Phuntsok and Drolma’s photo album filled this information void – and did so in a way that Communist Party authorities clearly felt they could countenance.Phuntsok and Drolma’s photo album filled this information void – and did so in a way that Communist Party authorities clearly felt they could countenance. Unlike virality in the United States, which is driven by organic interest as well as the web-savvy maneuverings of powerful private companies with an eye to their bottom lines, online content in China must also pass through the meticulous filtering of state-directed censors. Chinese web users must first carefully weigh the risks of posting online, a fraught decision-making process which leads to widespread, if difficult to quantify, self-censorship. Chinese censors then get to work on what’s left; for example, they delete an estimated 13 percent of all content posted to Weibo, China’s huge Twitter-like microblogging platform. That number is far higher for content originating in Tibet, where more than half of all Weibo posts are removed. (Censorship is more difficult to track on the private message-based WeChat.)

It’s clear that the photos present a narrative of young Tibetans in China — cosmopolitan, bilingual, effortlessly able to balance modern and traditional life with no hint of conflict — that Chinese authorities not only approve of, but are eager to promote. After two days of sharing within the closed networks of WeChat friend circles, the photos received the equivalent of Communist Party blessing when state news agency Xinhua ran an April 9 article about them. By the next day, other news outlets and WeChat public accounts began posting the images. By April 13, the photos enjoyed a nearly ubiqituous presence across the public Chinese web. An April 15 English-language Xinhua article pronounced the couple the “most blessed bride and groom in the entire country.”
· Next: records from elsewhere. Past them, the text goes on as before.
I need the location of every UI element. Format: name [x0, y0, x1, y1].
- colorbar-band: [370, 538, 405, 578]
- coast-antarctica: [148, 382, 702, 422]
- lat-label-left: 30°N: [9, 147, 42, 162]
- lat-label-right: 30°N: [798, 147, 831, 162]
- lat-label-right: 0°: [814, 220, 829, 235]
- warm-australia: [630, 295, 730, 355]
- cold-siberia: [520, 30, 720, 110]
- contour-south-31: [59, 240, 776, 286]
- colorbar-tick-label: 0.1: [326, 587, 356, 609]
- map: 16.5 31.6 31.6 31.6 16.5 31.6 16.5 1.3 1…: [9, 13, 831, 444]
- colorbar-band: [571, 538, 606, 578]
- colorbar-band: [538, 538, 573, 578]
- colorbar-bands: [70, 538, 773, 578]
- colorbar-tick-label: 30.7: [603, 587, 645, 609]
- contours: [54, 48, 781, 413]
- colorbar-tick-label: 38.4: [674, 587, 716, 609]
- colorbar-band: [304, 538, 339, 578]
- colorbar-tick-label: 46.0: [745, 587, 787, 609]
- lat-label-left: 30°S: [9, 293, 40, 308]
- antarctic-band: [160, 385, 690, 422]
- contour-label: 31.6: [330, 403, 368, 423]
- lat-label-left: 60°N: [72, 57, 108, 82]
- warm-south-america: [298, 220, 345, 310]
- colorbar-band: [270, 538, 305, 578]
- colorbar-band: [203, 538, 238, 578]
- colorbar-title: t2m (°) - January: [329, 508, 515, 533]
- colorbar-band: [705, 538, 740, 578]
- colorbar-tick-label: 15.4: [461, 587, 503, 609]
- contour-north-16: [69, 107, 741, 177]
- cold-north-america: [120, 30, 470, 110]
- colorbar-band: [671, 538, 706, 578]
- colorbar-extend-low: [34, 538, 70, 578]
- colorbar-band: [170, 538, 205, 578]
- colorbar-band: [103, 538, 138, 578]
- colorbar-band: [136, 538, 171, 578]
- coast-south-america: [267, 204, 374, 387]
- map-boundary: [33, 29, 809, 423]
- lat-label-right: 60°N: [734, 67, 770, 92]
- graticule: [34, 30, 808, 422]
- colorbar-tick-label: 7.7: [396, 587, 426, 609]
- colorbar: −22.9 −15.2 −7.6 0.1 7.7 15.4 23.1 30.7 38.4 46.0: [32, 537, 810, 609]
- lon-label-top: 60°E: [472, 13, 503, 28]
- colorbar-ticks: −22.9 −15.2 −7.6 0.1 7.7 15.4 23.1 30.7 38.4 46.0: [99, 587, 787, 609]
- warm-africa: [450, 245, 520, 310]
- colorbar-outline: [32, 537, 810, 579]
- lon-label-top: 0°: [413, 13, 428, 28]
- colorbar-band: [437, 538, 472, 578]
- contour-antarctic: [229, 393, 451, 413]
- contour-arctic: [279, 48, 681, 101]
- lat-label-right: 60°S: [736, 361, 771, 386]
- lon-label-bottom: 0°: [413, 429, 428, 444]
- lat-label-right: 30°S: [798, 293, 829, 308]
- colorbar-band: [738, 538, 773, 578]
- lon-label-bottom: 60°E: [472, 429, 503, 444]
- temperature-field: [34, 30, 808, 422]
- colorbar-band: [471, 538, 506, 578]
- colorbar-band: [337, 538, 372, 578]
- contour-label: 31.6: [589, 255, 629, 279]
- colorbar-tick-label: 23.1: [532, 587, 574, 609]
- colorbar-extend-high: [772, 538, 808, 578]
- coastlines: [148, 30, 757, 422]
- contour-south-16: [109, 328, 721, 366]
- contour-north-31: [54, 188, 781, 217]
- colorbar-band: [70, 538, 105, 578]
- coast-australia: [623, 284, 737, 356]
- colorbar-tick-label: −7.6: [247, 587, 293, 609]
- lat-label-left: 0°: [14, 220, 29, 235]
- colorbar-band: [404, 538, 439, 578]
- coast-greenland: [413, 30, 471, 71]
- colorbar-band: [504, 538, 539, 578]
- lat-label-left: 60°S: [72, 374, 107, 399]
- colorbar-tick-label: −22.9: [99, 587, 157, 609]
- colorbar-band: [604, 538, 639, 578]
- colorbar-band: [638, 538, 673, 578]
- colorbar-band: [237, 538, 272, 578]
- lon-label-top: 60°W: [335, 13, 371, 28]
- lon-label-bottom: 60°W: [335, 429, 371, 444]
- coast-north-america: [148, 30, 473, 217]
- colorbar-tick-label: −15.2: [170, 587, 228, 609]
But the official boost given to the wedding photos stands in stark contrast to the fate of other user-generated content about Tibet. On the same day the now-famous couple posted their photos online, in their home province of Sichuan a 47-year-old Tibetan nun died after self-immolating to protest Chinese rule. On April 18, less than two weeks later, a Tibetan monk also died after lighting himself on fire, becoming the 139th Tibetan to do so since 2008. Chinese news outlets did not report either incident; Weibo currently blocks searches for the Chinese term for “self-immolation,” citing “relevant laws and policies;” and posts mentioning the term have been censored. Photos of previous self-immolation victims are wiped from the web. Weibo posts such as this one from April 28, which criticizes China’s majority Han for “forcibly constraining the religious beliefs of Tibetans,” are deleted before they have a chance to be shared. Had this content not been suppressed, it’s possible that the national conversation about Tibet over the past two weeks, rather than centering around photogenic lovebirds, would instead have focused on why some Tibetans have become so desperate to have their message heard.
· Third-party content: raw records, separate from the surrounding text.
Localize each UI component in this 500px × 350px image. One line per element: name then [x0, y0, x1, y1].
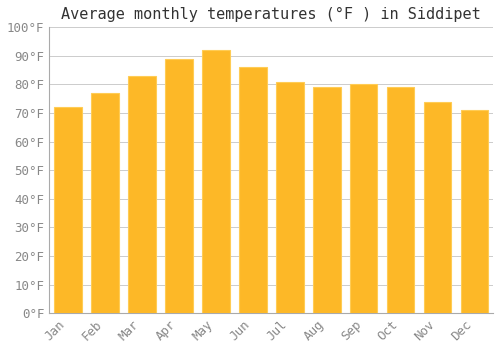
Title: Average monthly temperatures (°F ) in Siddipet: Average monthly temperatures (°F ) in Si… — [62, 7, 481, 22]
Bar — [386, 87, 414, 313]
Bar — [54, 107, 82, 313]
Bar — [313, 87, 340, 313]
Bar — [165, 59, 192, 313]
Bar — [239, 67, 266, 313]
Bar — [91, 93, 118, 313]
Bar — [276, 82, 303, 313]
Bar — [350, 84, 378, 313]
Bar — [424, 102, 452, 313]
Bar — [460, 110, 488, 313]
Bar — [128, 76, 156, 313]
Bar — [202, 50, 230, 313]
Behind the inviting images of this well-coiffed couple, in other words, lurks the influence of the Chinese state, one equipped to censor non-conforming content before it goes viral, and to burnish and spread the stories that it favors. Phuntsok and Drolma’s pictures are authentic — but they also happen to fit neatly into the Chinese government’s need to broadcast an appealing image of Tibetan-Han bicultural harmony, whatever the reality on the ground.